The fact that the ranks of upscale American consumers are comfortably spreading their wealth around these days is another attraction to foreign companies looking for reliable expansion opportunities.
But to succeed in the U.S. today the way non-U.S. brands such as Hyundai, Samsung and Corona already have, a new analysis by a top-tier branding consultancy says CEOs of these companies must learn to “harness the power of the brand” rather than take the previous path of expansion in the U.S. through largely “brandless” investment growth that depended mainly on good timing for companies’ invasion of the American market or on a commodity strategy based on low prices.
Unless CEOs “recognize and act upon the importance of building strong ‘brands,’ they will most likely fail to achieve their U.S. objectives,” write John Grace and Russ Ackerman. Grace is president and founder of Brand Taxi and a former Interbrand consultant, and Ackerman is a consultant with Brand Taxi. “Brands have become the primary differentiator and a way for companies to garner the attention of customers, consumers and the trade.”

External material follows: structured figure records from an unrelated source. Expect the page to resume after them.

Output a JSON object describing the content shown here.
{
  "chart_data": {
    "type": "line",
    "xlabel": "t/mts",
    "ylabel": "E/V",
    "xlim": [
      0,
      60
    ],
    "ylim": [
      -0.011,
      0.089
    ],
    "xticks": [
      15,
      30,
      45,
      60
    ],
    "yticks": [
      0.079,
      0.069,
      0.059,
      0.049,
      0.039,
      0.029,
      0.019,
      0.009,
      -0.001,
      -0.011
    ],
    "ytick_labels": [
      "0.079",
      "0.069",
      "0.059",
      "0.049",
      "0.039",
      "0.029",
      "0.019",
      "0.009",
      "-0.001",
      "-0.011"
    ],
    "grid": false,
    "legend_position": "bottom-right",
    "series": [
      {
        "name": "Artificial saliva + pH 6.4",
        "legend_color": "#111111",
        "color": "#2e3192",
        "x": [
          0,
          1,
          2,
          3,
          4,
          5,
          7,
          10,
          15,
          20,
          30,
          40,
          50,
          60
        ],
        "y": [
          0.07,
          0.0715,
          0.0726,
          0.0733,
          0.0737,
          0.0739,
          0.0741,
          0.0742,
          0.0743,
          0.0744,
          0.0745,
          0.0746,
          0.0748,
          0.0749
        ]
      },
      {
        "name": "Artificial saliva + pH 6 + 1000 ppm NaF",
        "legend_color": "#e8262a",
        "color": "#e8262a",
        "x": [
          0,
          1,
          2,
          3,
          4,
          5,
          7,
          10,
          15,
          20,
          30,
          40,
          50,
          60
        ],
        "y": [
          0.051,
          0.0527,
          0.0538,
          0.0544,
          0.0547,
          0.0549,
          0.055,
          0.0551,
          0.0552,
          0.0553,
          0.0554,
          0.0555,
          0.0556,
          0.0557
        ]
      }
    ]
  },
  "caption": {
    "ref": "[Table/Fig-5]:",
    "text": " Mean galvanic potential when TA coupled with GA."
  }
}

Grace and Ackerman argue that the major shift toward U.S.-based expansion by high-growth market-based companies in China, India, Brazil and other previously high-flying emerging markets makes sense. The logic includes their drive for greater revenues and profits, the large American middle class with strong per capita income, recognition of the stability of U.S. government, economic incentives for locating in a particular state or locality, access to important factors such as skilled labor forces and strong distribution channels, and a high number of “diaspora” consumers from the companies’ home countries living in America and often becoming the first wave of “acceptors.”